I guess they noticed the Pinson trial or something…

Background on South Carolina State University here.

The “Nearing Financial Disaster” Universities Covered by this Blog…

.. (UD‘s taking that designation from the headline of a recent article about South Carolina State University) could be understood to include pretty much every university ever, uh, covered by this blog. Harvard poor mouths. Yale poor mouths. UD‘s university – George Washington – recently found the cash to buy the Corcoran Gallery of Art; but last month UD attended a meeting where a professor said “if it weren’t for our students from China, I’m not sure the university could continue to be viable.” People say these things when they’re pitching new revenue-enhancing programs, or when they feel more comfortable hoarding than spending the endowment.

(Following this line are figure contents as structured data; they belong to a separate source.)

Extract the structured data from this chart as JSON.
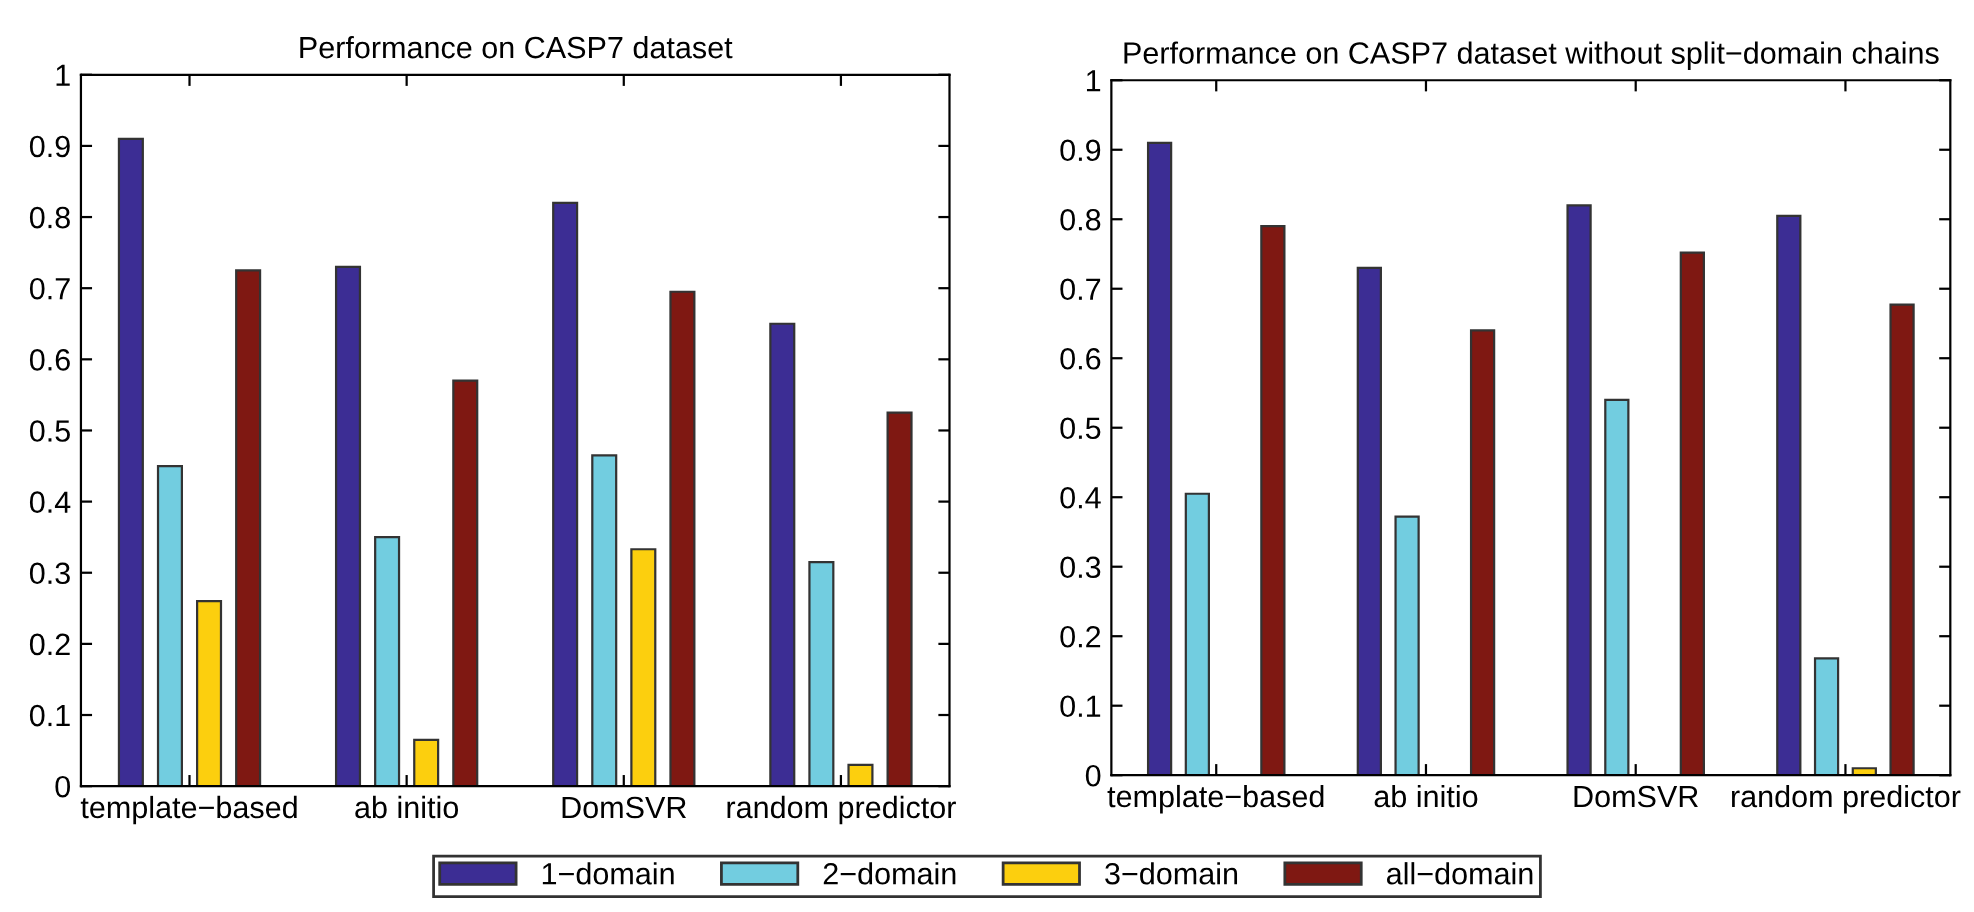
{
  "chart_data": [
    {
      "type": "bar",
      "title": "Performance on CASP7 dataset",
      "categories": [
        "template−based",
        "ab initio",
        "DomSVR",
        "random predictor"
      ],
      "ylim": [
        0,
        1
      ],
      "yticks": [
        0,
        0.1,
        0.2,
        0.3,
        0.4,
        0.5,
        0.6,
        0.7,
        0.8,
        0.9,
        1
      ],
      "grid": false,
      "legend": "bottom",
      "series": [
        {
          "name": "1−domain",
          "color": "#3c2d94",
          "values": [
            0.91,
            0.73,
            0.82,
            0.65
          ]
        },
        {
          "name": "2−domain",
          "color": "#72cde0",
          "values": [
            0.45,
            0.35,
            0.465,
            0.315
          ]
        },
        {
          "name": "3−domain",
          "color": "#fccf0e",
          "values": [
            0.26,
            0.065,
            0.333,
            0.03
          ]
        },
        {
          "name": "all−domain",
          "color": "#7f1812",
          "values": [
            0.725,
            0.57,
            0.695,
            0.525
          ]
        }
      ]
    },
    {
      "type": "bar",
      "title": "Performance on CASP7 dataset without split−domain chains",
      "categories": [
        "template−based",
        "ab initio",
        "DomSVR",
        "random predictor"
      ],
      "ylim": [
        0,
        1
      ],
      "yticks": [
        0,
        0.1,
        0.2,
        0.3,
        0.4,
        0.5,
        0.6,
        0.7,
        0.8,
        0.9,
        1
      ],
      "grid": false,
      "series": [
        {
          "color": "#3c2d94",
          "values": [
            0.91,
            0.73,
            0.82,
            0.805
          ]
        },
        {
          "color": "#72cde0",
          "values": [
            0.405,
            0.372,
            0.54,
            0.168
          ]
        },
        {
          "color": "#fccf0e",
          "values": [
            0,
            0,
            0,
            0.01
          ]
        },
        {
          "color": "#7f1812",
          "values": [
            0.79,
            0.64,
            0.752,
            0.677
          ]
        }
      ]
    }
  ]
}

On the other hand, UD has covered a few universities which do indeed seem on the brink, though even they aren’t really. How often does a university close? Yeshiva University, embittered lover of rich bitches Bernard Madoff and Ezra Merkin, has been downgraded by Moody’s with such calendrical regularity that the Moody’s Downgrade Days Calendar threatens to replace the Hebrew one. South Carolina State – one big ol’ inept corrupt money-hemorrhaging machine – is certainly in deep doo-doo, but the long-suffering taxpayers of that state will bail it out in order that it may live to stage sports events again.

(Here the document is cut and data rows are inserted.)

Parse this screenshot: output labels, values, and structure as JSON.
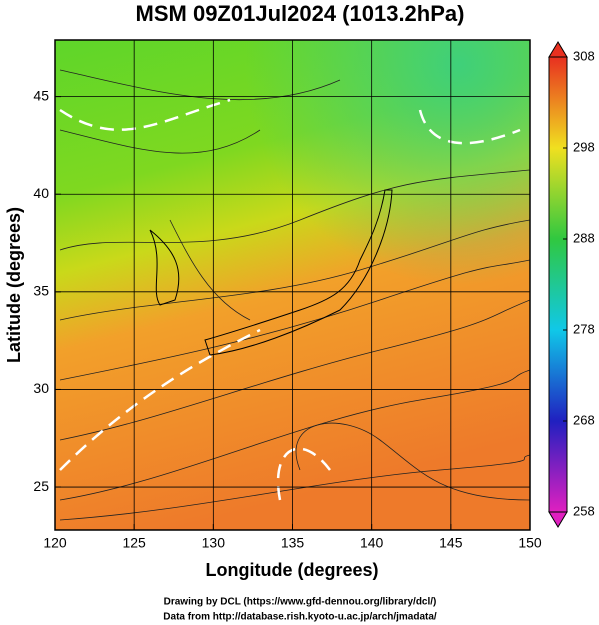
{
  "chart_data": {
    "type": "map",
    "title": "MSM 09Z01Jul2024 (1013.2hPa)",
    "xlabel": "Longitude (degrees)",
    "ylabel": "Latitude  (degrees)",
    "xlim": [
      120,
      150
    ],
    "xticks": [
      120,
      125,
      130,
      135,
      140,
      145,
      150
    ],
    "ylim": [
      22.8,
      47.9
    ],
    "yticks": [
      25,
      30,
      35,
      40,
      45
    ],
    "grid": true,
    "colorbar": {
      "lim": [
        258,
        308
      ],
      "ticks": [
        258,
        268,
        278,
        288,
        298,
        308
      ]
    },
    "footer": [
      "Drawing by DCL (https://www.gfd-dennou.org/library/dcl/)",
      "Data from http://database.rish.kyoto-u.ac.jp/arch/jmadata/"
    ]
  }
}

A significant driving force behind the $13.6 million deficit was a $6.67 million shortfall in last year’s athletic program.

[President Thomas] Elzey said the university is considering eliminating its women’s golf program as well as assistant athletic coaches. Elzey said the university is seeking private donations to help support women’s golf.

“It hurts me to do that,” Elzey said. “I don’t like the idea of retreating back in an area I love dearly, which is golf.”

His institution’s dying and he’s worried about his dead hand shot.